A caratterizzare il pensiero dell’autore oschirese sono stati soprattutto i suoi studi sull’opera di De Martino, con una lettura multidisciplinare, ibridata da più indagini culturali e condotta nella direzione di un’analisi, tanto soggettiva quanto collettiva, sulla complessità dell’identità sarda. Come se l’ottica dell’antropologo napoletano rappresentasse per lui una forma di autocoscienza.  E, a ben guardare, anche l’ultima opera di Cherchi “Per un’identità critica. Alcune incursioni autoanalitiche nel mondo identitario dei sardi”, ricompone per certi aspetti il filone demartiniano dell’etnocentrismo critico.  E cioè a dire: se è vero che la condizione etnocentrica è l’hic et nunc del sardo, ovvero un dedalo di sedimentazioni storiche e linguistiche, è altrettanto vero che è proprio in questa complessità che il sardo può riconoscersi e identificarsi. 

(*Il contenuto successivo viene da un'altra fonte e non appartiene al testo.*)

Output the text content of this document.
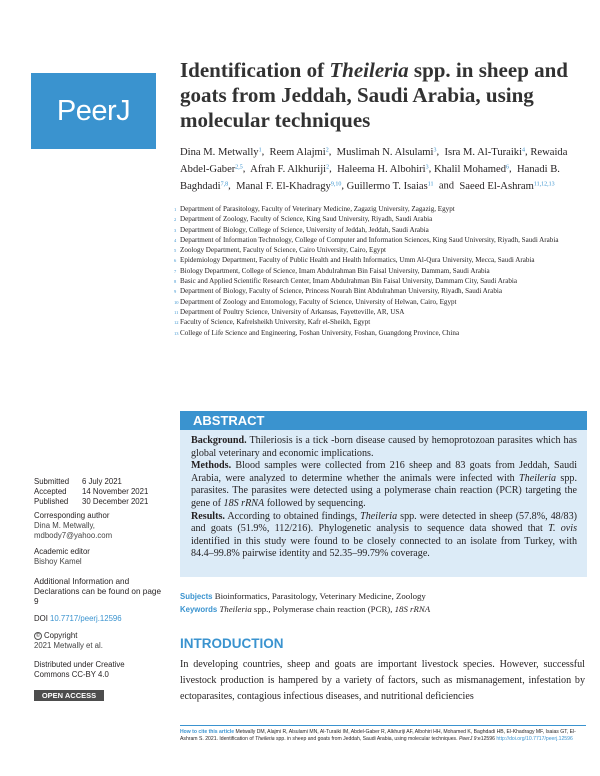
PeerJ
Identification of Theileria spp. in sheep and goats from Jeddah, Saudi Arabia, using molecular techniques
Dina M. Metwally$^1$,  Reem Alajmi$^2$,  Muslimah N. Alsulami$^3$,  Isra M. Al-Turaiki$^4$, Rewaida Abdel-Gaber$^{2,5}$,  Afrah F. Alkhuriji$^2$,  Haleema H. Albohiri$^3$, Khalil Mohamed$^6$,  Hanadi B. Baghdadi$^{7,8}$,  Manal F. El-Khadragy$^{9,10}$, Guillermo T. Isaias$^{11}$ and Saeed El-Ashram$^{11,12,13}$
1 Department of Parasitology, Faculty of Veterinary Medicine, Zagazig University, Zagazig, Egypt
2 Department of Zoology, Faculty of Science, King Saud University, Riyadh, Saudi Arabia
3 Department of Biology, College of Science, University of Jeddah, Jeddah, Saudi Arabia
4 Department of Information Technology, College of Computer and Information Sciences, King Saud University, Riyadh, Saudi Arabia
5 Zoology Department, Faculty of Science, Cairo University, Cairo, Egypt
6 Epidemiology Department, Faculty of Public Health and Health Informatics, Umm Al-Qura University, Mecca, Saudi Arabia
7 Biology Department, College of Science, Imam Abdulrahman Bin Faisal University, Dammam, Saudi Arabia
8 Basic and Applied Scientific Research Center, Imam Abdulrahman Bin Faisal University, Dammam City, Saudi Arabia
9 Department of Biology, Faculty of Science, Princess Nourah Bint Abdulrahman University, Riyadh, Saudi Arabia
10 Department of Zoology and Entomology, Faculty of Science, University of Helwan, Cairo, Egypt
11 Department of Poultry Science, University of Arkansas, Fayetteville, AR, USA
12 Faculty of Science, Kafrelsheikh University, Kafr el-Sheikh, Egypt
13 College of Life Science and Engineering, Foshan University, Foshan, Guangdong Province, China
Submitted	6 July 2021
Accepted	14 November 2021
Published	30 December 2021
Corresponding author
Dina M. Metwally,
mdbody7@yahoo.com
Academic editor
Bishoy Kamel
Additional Information and Declarations can be found on page 9
DOI 10.7717/peerj.12596
© Copyright
2021 Metwally et al.
Distributed under Creative Commons CC-BY 4.0
OPEN ACCESS
ABSTRACT

Background. Thileriosis is a tick -born disease caused by hemoprotozoan parasites which has global veterinary and economic implications.

Methods. Blood samples were collected from 216 sheep and 83 goats from Jeddah, Saudi Arabia, were analyzed to determine whether the animals were infected with Theileria spp. parasites. The parasites were detected using a polymerase chain reaction (PCR) targeting the gene of 18S rRNA followed by sequencing.

Results. According to obtained findings, Theileria spp. were detected in sheep (57.8%, 48/83) and goats (51.9%, 112/216). Phylogenetic analysis to sequence data showed that T. ovis identified in this study were found to be closely connected to an isolate from Turkey, with 84.4–99.8% pairwise identity and 52.35–99.79% coverage.

Subjects Bioinformatics, Parasitology, Veterinary Medicine, Zoology
Keywords Theileria spp., Polymerase chain reaction (PCR), 18S rRNA
INTRODUCTION

In developing countries, sheep and goats are important livestock species. However, successful livestock production is hampered by a variety of factors, such as mismanagement, infestation by ectoparasites, contagious infectious diseases, and nutritional deficiencies

How to cite this article Metwally DM, Alajmi R, Alsulami MN, Al-Turaiki IM, Abdel-Gaber R, Alkhuriji AF, Albohiri HH, Mohamed K, Baghdadi HB, El-Khadragy MF, Isaias GT, El-Ashram S. 2021. Identification of Theileria spp. in sheep and goats from Jeddah, Saudi Arabia, using molecular techniques. PeerJ 9:e12596 http://doi.org/10.7717/peerj.12596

Cherchi parla del cosiddetto “fungudu”, ovvero la “profondità oscura” dei sardi, l’essere pluristratificati, sempre problematici, esitanti e dilemmatici, diffidenti rispetto a ciò che immediatamente appare, convinti che la realtà vera sia sempre oltre ciò che si vede.  Quasi a dire che, fin nella sua espressione linguistica e grammaticale, il sardo sia un soggetto del possibile non del certo, dell’ipotetico e non del definito.
Elemento centrale di questa visione è il silenzio, quello espressivo o quello tout-court. Il silenzio come metafora del non detto, quasi una via di mezzo tra l’invisibile e il visibile, tra l’assenza di parola e la materia viva dell’assenza. Una polarità, questa, fatta di percepibile e impercepibile, che si riflette nella coscienza dei sardi creando una vera e propria scissione identitaria. “È come se ci trovassimo inadeguati e sperduti nell’orizzonte del tempo. Quasi che il nostro essere nel mondo si avvertisse espropriato della sua forma più vera, e avesse dentro di sé il tormento nostalgico di un altrove perduto”.

Quella di Cherchi è una riflessione filosofica e linguistica cadenzata da narrazioni affascinanti e da un linguaggio complesso, sempre originale, che plasma la sua carica comunicativa e la sua postura analitica.  

Negli anni, l’intellettuale oschirese, ha partecipato attivamente alle iniziative della Scuola antropologica di Cagliari, ha insegnato filosofia nei licei e Storia dell’arte presso l’Università degli studi di Sassari. Ma soprattutto è stato autore di una vasta produzione saggistica. Tra le sue opere si segnalano Paul Klee teorico (De Donato, 1978); Mito e pittura in Giovanni Nonnis (Alfa Editrice, 1980); Sciola. Percorsi materici (Stef, 1982); Ernesto De Martino (Liguori, 1987); Nivola (Ilisso, 1990); Il signore del limite. Tre variazioni critiche su Ernesto De Martino (Liguori, 1994); Il peso dell’ombra. L’etnocentrismo critico di Ernesto De Martino (Liguori, 1997); Etnos e apocalisse (Zonza, 1999); Il recupero del significato (Zonza, 2001); Italo Medda: esercizi di ammirazione (Zonza, 2004); Crais. Su alcune pieghe profonde dell’identità (Zonza, 2006); Il cerchio e l’ellisse. Etnopsichiatria e antropologia religiosa in Ernesto De Martino (Aìsara, 2010); Per un’identità

critica. Alcune incursioni autoanalitiche nel mondo identitario dei sardi (2013). 

Morto a Cagliari nel settembre del 2013, Cherchi ci ha lasciato in eredità non soltanto una delle visioni più alte e profonde dell’identità sarda (per molti aspetti unica nel suo sviluppo e unica nella sua tesi), ma anche la bellezza della complessità come esercizio di interpretazione del mondo.